Should people with HIV/AIDS receive the inactivated influenza vaccine?
People with chronic underlying medical conditions, including HIV/AIDS, should receive inactivated influenza vaccine (the flu shot) during the influenza season. People with HIV/AIDS are considered at increased risk from serious influenza-related complications and should be vaccinated. Persons with advanced HIV disease may have a poor response to immunization. Therefore, chemoprophylaxis (use of antiviral medications for prevention) should be considered for these patients if they are likely to be exposed to people with influenza.

Are there people with HIV/AIDS who should NOT receive the inactivated influenza vaccine?
Contraindications to the use of inactivated influenza vaccine (the flu shot) in persons with HIV/AIDS are the same as those for uninfected persons ― a history of severe allergy (i.e., anaphylactic allergic reaction) to hens’ eggs, or a history of onset of Guillain-Barre syndrome during the 6 weeks after vaccination.

Can people with HIV/AIDS receive the live attenuated flu vaccine (LAIV, sold commercially as FluMist)?
No. Persons with HIV/AIDS and persons with other medical conditions are not recommended to receive the live influenza vaccine. LAIV contains a weakened form of the live influenza virus. LAIV is approved for use only among healthy persons between the ages of 5 and 49 years.

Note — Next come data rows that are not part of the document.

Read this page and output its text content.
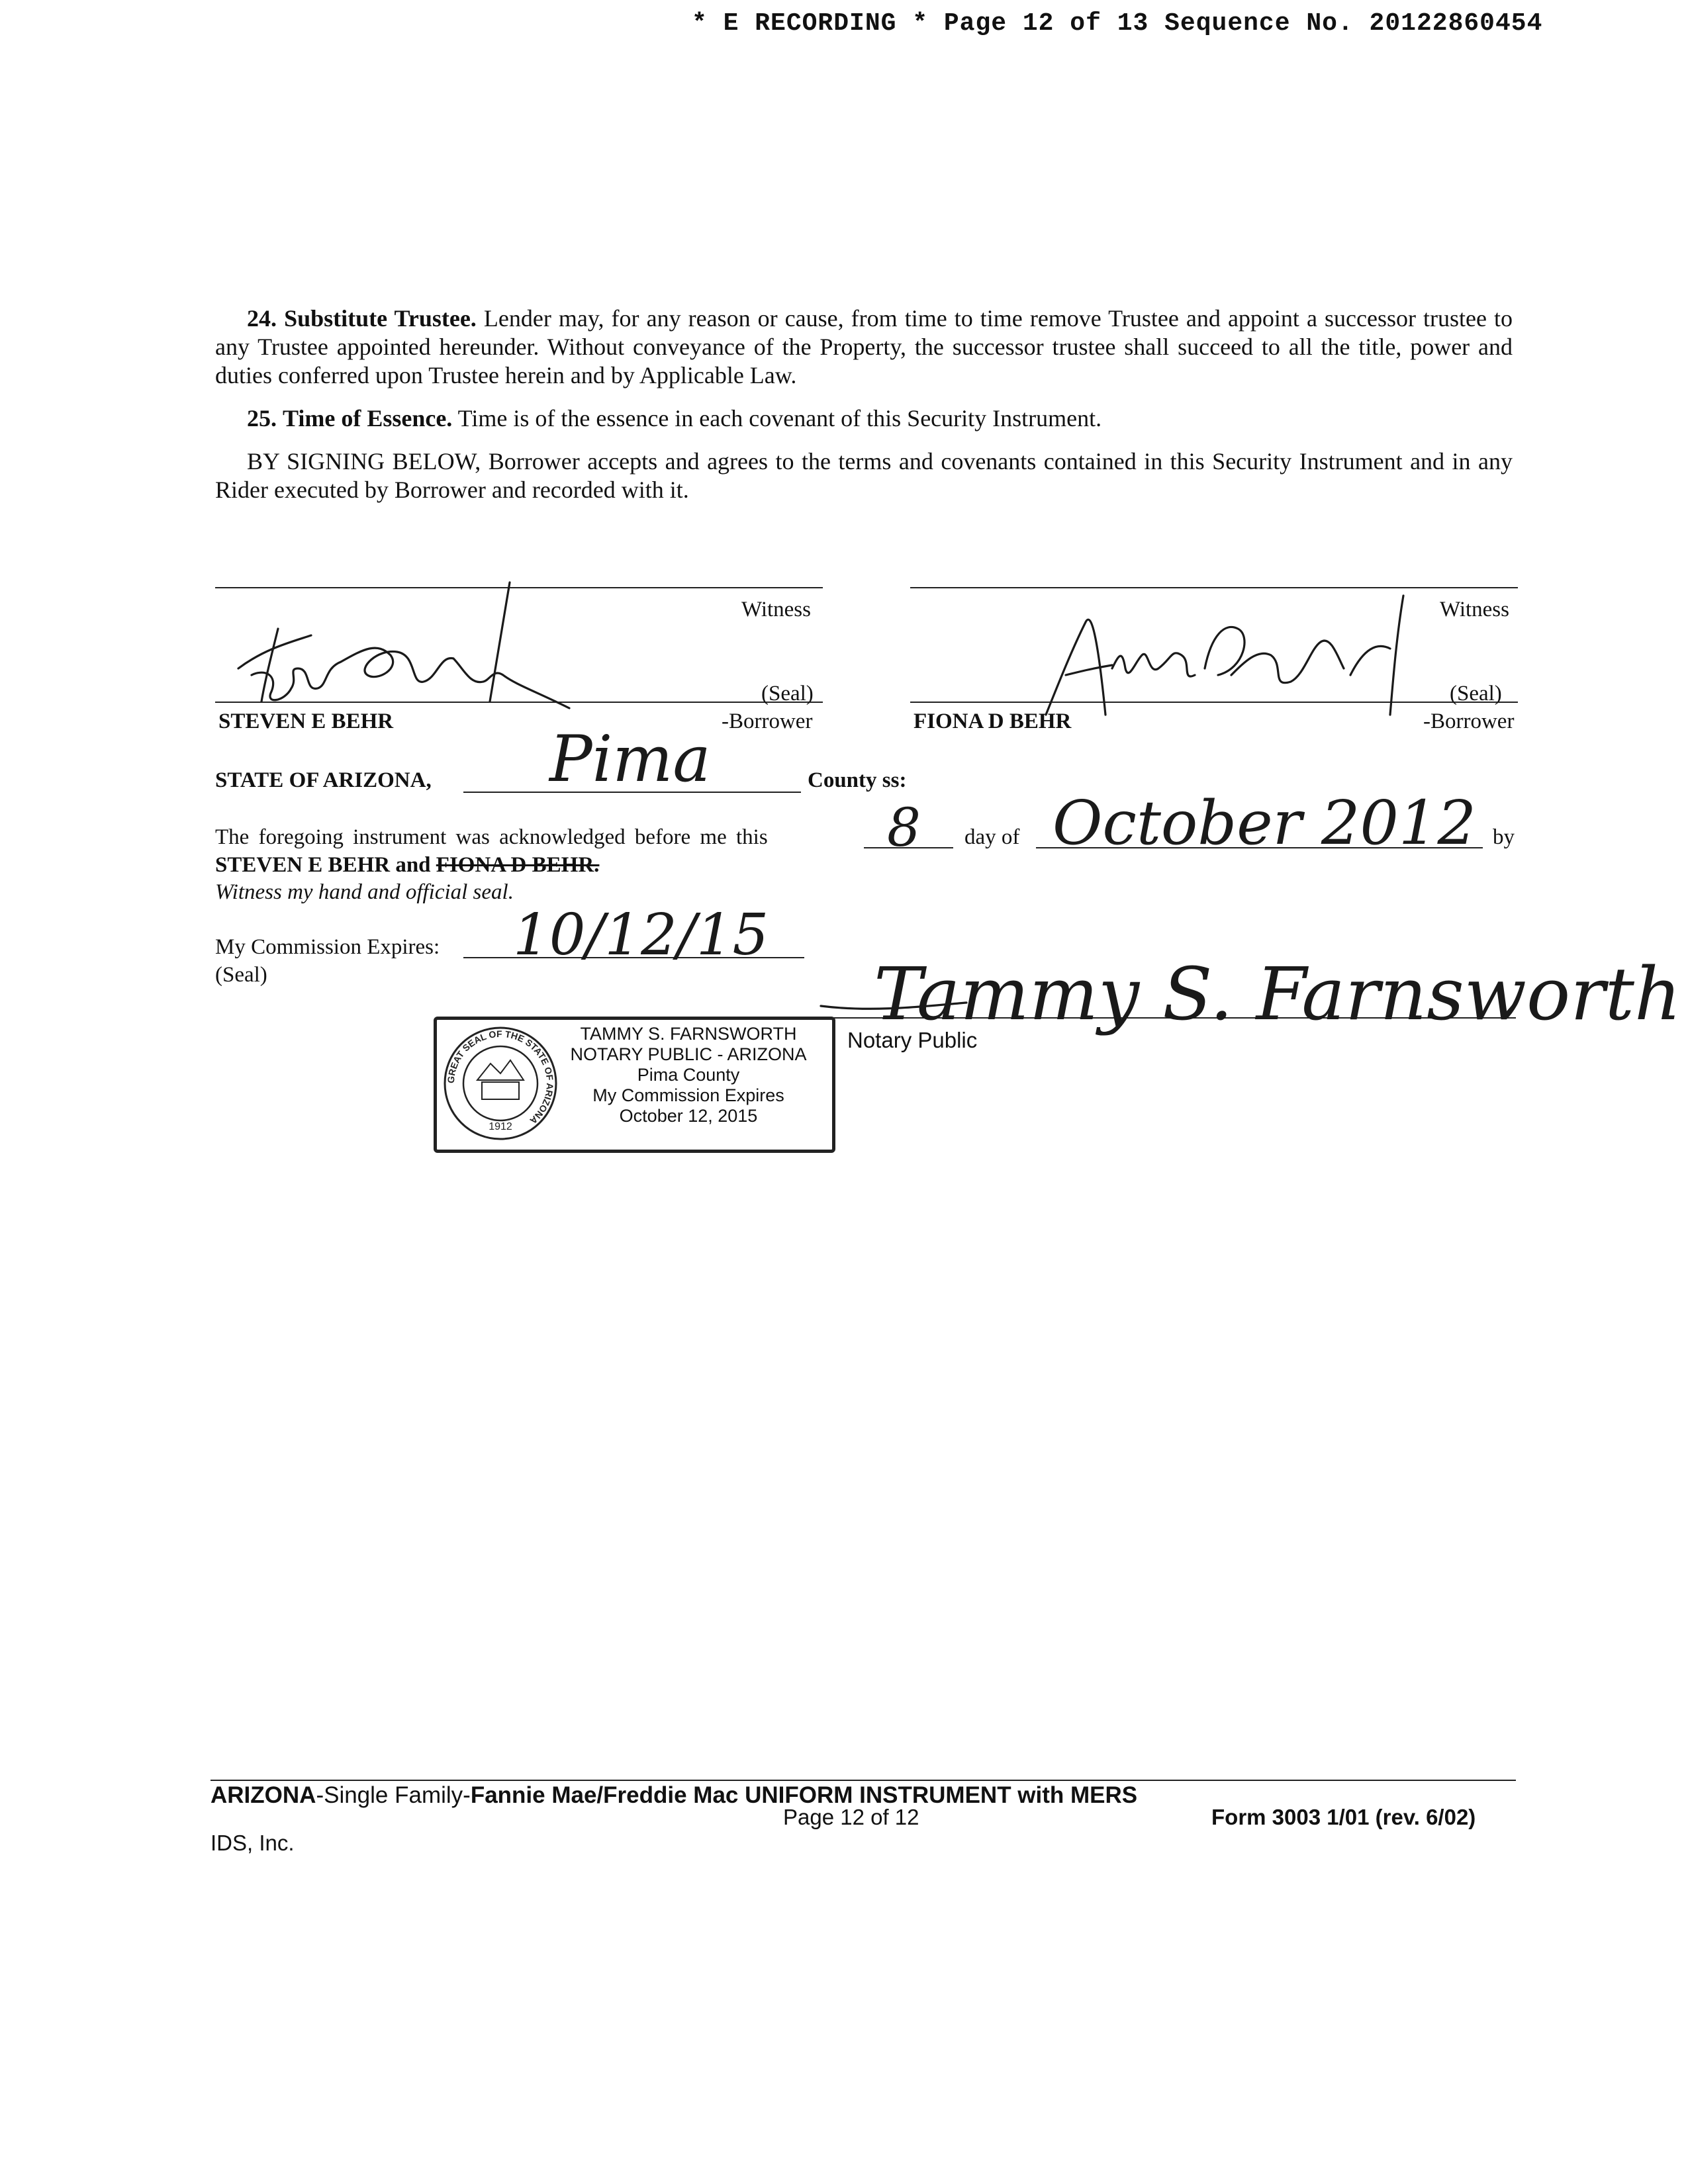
* E RECORDING * Page 12 of 13 Sequence No. 20122860454
24. Substitute Trustee. Lender may, for any reason or cause, from time to time remove Trustee and appoint a successor trustee to any Trustee appointed hereunder. Without conveyance of the Property, the successor trustee shall succeed to all the title, power and duties conferred upon Trustee herein and by Applicable Law.
25. Time of Essence. Time is of the essence in each covenant of this Security Instrument.
BY SIGNING BELOW, Borrower accepts and agrees to the terms and covenants contained in this Security Instrument and in any Rider executed by Borrower and recorded with it.
Witness	Witness
(Seal)	(Seal)
STEVEN E BEHR	-Borrower	FIONA D BEHR	-Borrower
STATE OF ARIZONA, Pima	County ss:
The foregoing instrument was acknowledged before me this 8 day of October 2012 by
STEVEN E BEHR and FIONA D BEHR.
Witness my hand and official seal.
My Commission Expires: 10/12/15
(Seal)	Tammy S. Farnsworth
Notary Public
GREAT SEAL OF THE STATE OF ARIZONA
1912
TAMMY S. FARNSWORTH
NOTARY PUBLIC - ARIZONA
Pima County
My Commission Expires
October 12, 2015
ARIZONA-Single Family-Fannie Mae/Freddie Mac UNIFORM INSTRUMENT with MERS
Page 12 of 12	Form 3003 1/01 (rev. 6/02)
IDS, Inc.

When should people with HIV/AIDS be prescribed antiviral medications for chemoprophylaxis (prevention)?
Persons at high risk of serious influenza-related complications should be given antiviral medications if they are likely to be exposed to other people with influenza. For example, when a family or household member is diagnosed with influenza, the exposed person with HIV/AIDS should be given chemoprophylaxis for 7 days.

Vaccinated and unvaccinated HIV-infected persons who are residents of institutions experiencing an influenza outbreak should be given chemoprophylaxis for the duration of the outbreak or until discharge. People with advanced HIV disease who are not expected to mount an adequate antibody response to influenza vaccination should consider chemoprophylaxis with antiviral medications for the duration of influenza activity in the community, if antiviral medications are available in adequate supply locally.

There are no published data on interactions between anti-influenza agents such as amantidine and rimantidine and drugs used in the management of HIV infected persons. Patients should be observed for adverse drug reactions to anti-influenza chemoprophylaxis agents, especially when neurologic conditions or renal insufficiency is present.

Should health-care workers who have contact with HIV/AIDS patients be vaccinated?
Influenza vaccination is recommended for health-care workers who are involved in direct care of HIV- infected patients. Health-care workers who are healthy, less than 50 years of age, and are not pregnant may receive the nasal-spray flu vaccine (LAIV/FluMist).